Pel-lime is lime that has been ground then compressed into granules to reduce the dust levels. This has a much higher ECCE due to finer particle size put does come with a higher price tag.
Weigh the pros and cons of each source to select the best option for your operation.
Before liming, take time to consider some additional factors affecting liming.
· Variable rate lime: do you have the option to do this? If so, this is probably the most effective use of variable rate technology. The pH levels change across your field. Using VRA allows your lime rates to change to match the variability. This can be one of the greatest sources of cost savings overall for application.
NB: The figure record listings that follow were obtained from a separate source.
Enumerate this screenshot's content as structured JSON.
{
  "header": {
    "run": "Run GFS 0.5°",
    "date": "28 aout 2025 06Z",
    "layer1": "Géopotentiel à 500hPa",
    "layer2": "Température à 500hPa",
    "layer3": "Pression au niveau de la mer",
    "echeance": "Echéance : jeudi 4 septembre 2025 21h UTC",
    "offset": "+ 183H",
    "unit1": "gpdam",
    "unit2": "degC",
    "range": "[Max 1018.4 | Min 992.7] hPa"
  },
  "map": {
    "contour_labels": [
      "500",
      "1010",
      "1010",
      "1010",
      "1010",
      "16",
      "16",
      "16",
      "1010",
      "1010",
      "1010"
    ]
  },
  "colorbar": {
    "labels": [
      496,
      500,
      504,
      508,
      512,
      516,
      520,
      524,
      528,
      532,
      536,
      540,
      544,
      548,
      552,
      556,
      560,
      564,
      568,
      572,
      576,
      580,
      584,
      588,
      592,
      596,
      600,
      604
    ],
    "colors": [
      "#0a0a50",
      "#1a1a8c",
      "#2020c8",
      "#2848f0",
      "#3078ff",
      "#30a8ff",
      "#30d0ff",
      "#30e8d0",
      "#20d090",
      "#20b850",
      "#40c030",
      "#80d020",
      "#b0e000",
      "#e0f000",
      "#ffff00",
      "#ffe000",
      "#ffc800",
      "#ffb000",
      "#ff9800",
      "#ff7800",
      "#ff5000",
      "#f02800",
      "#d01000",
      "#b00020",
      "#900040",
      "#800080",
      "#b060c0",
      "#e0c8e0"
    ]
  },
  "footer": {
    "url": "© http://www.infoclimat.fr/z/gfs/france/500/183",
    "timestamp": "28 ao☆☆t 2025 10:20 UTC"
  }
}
· Tillage system: mixing lime with the soil allows for the neutralization process to occur much faster. In a no-till system it will take several rains and a longer period of time to have the same effect. Surface applied lime in this situation will move down about .5 inches a year. After four years it will only have neutralized to about 2 inches depth. If using a no-till system, cut the rates to a third or half of your total and apply across several years, particularly when applying high rates. If pH values are very low, it is recommended tilling in the first liming application in order to put the lime to work as soon as possible and attempt to raise the pH quicker.
· Economics: Liming to a full rooting zone depth is a long-term investment. If renting land, work with your landlord to share the cost of the application. Increased yields from several years of crops will be needed to break even on the cost of lime. However, increased yield is likely, often times coming more with an increase in soybean yields than corn yields.